CREENCIAS Y TAREA DEL FILÓSOFO

    En la época presente, se sigue creyendo que lo intelectual continúa cumpliendo una función maravillosa, pero al mismo tiempo se tiene la impresión de que el papel que lo intelectual ha cumplido en la vida no ha sido muy importante.

    Establecer una relación entre la angustia cotidiana y un tema tan abstracto como el de la inteligencia, parece ser una ridiculez, dice Ortega, sin embargo, ese es el papel que le corresponde al filósofo, sostiene Ortega.

    Es tarea del filósofo señalar los problemas aun cuando se consideren sin importancia, entre ellos la ingratitud del hombre, que no reconoce su historia y adopta un comportamiento antihistórico:

“El ingrato, olvida que la mayor parte de lo que tiene no es obra suya, sino que le vino regalado de otros, los cuales se esforzaron en crearlo u obtenerlo”38.

Realidad, Mundo e Idea

    El hombre, dice Ortega, debe reconocer que la realidad en que creemos vivir y con la cual contamos es obra del esfuerzo de otros hombres, y no la auténtica y primaria realidad:

Calle de Cajamarca. Como en todas las ciudades de fundación española, las calles son de trazo regular y se cortan en ángulos rectos

 

“Para topar con ésta en su efectiva desnudez fuera preciso quitar de sobre ella todas esas creencias de ahora y de otros tiempos, las cuales son no más que interpretaciones ideadas por el hombre de lo que se encuentra al vivir, en sí mismo y en su contorno”39.

    Para Ortega, la realidad auténtica no tiene figura, es puro enigma en el que se encuentra viviendo.

    Ante este enigma, el hombre reacciona haciendo funcionar su aparato intelectual, que es sobre todo imaginación, creando mundos: el mundo matemático, el moral, el político, que ya tienen efectivamente figura y un orden.

    Todos estos mundos son mundos creados, mundos imaginados.

    En la creación de estos mundos, el hombre a diferencia del animal, se ha refugiado en su interioridad.
    De ese mundo interior, sale el hombre para volver a la realidad, pero viéndolo a través de un instrumento óptico que es su mundo interior.

    De ese modo, dice Ortega, el ser humano se encuentra existiendo por partida doble:

“situado a la vez en la realidad enigmática y en el claro mundo de las ideas que se le han ocurrido”40.

    Por eso afirma Ortega, el mundo exterior al que llamamos mundo real es ya una interpretación dada por él, es decir, es una idea.

REALIDAD Y FILOSOFÍA

    La vida originaria y radical es la realidad primaria. Sin embargo, el hombre puede tomar como realidades primarias, las que son realidades de segundo o tercer grado, como son las interpretaciones que crea el hombre, como la ciencia, la poesía, etc.

El Capeador de Pancho Fierro

    En esta situación de convencionalismo o falsificación se hace necesaria la filosofía.

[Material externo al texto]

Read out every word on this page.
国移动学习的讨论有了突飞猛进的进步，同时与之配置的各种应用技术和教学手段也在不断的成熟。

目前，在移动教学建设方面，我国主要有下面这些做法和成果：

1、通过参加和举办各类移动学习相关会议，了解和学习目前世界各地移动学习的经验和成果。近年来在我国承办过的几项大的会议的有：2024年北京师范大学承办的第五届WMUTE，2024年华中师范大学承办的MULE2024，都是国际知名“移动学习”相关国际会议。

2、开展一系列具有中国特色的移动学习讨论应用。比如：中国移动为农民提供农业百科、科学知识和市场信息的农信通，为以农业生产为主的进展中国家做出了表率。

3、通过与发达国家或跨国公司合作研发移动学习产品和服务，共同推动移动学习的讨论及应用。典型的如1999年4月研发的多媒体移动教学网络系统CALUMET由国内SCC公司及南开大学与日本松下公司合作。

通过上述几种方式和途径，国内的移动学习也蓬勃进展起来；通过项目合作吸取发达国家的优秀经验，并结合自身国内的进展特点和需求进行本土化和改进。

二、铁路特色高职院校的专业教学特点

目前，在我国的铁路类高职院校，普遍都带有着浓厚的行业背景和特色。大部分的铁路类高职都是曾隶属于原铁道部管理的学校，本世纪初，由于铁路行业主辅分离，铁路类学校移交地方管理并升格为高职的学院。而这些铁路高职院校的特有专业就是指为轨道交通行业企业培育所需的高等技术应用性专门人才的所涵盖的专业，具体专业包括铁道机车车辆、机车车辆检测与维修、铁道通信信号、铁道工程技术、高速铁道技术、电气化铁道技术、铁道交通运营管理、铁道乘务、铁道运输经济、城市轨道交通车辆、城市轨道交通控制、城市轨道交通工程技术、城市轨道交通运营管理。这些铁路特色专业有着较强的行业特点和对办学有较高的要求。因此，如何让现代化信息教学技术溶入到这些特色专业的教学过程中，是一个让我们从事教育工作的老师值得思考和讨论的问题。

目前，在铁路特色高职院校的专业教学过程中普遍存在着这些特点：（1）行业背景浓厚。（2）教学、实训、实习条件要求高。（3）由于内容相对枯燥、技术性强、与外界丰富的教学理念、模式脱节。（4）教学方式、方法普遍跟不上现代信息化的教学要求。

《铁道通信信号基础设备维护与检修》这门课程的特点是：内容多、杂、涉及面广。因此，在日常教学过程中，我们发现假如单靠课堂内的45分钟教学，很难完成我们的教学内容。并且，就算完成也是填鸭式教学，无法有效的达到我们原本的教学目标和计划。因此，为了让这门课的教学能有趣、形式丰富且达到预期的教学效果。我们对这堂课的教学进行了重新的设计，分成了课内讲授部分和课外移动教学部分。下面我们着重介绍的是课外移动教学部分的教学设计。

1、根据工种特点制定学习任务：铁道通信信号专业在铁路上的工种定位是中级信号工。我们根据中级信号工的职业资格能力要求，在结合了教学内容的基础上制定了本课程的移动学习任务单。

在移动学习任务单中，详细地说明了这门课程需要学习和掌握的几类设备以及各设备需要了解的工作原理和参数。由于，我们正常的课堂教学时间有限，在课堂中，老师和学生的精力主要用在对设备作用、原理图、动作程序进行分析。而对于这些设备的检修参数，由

    La filosofía significa:

a) Una retirada al fondo solitario de sí mismo, es decir análasis o arreglo de cuentas consigo mismo.
b) El descubrimiento de la verdad de las cosas (aletheia).
   “Verdad significa las cosas puestas al descubierto y esto significa literalmente el vocablo griego para designar la verdad –alethia, aletheúein– es decir desnudar”41.
c) Es una crítica de la vida convencional, en general, y de su propia vida.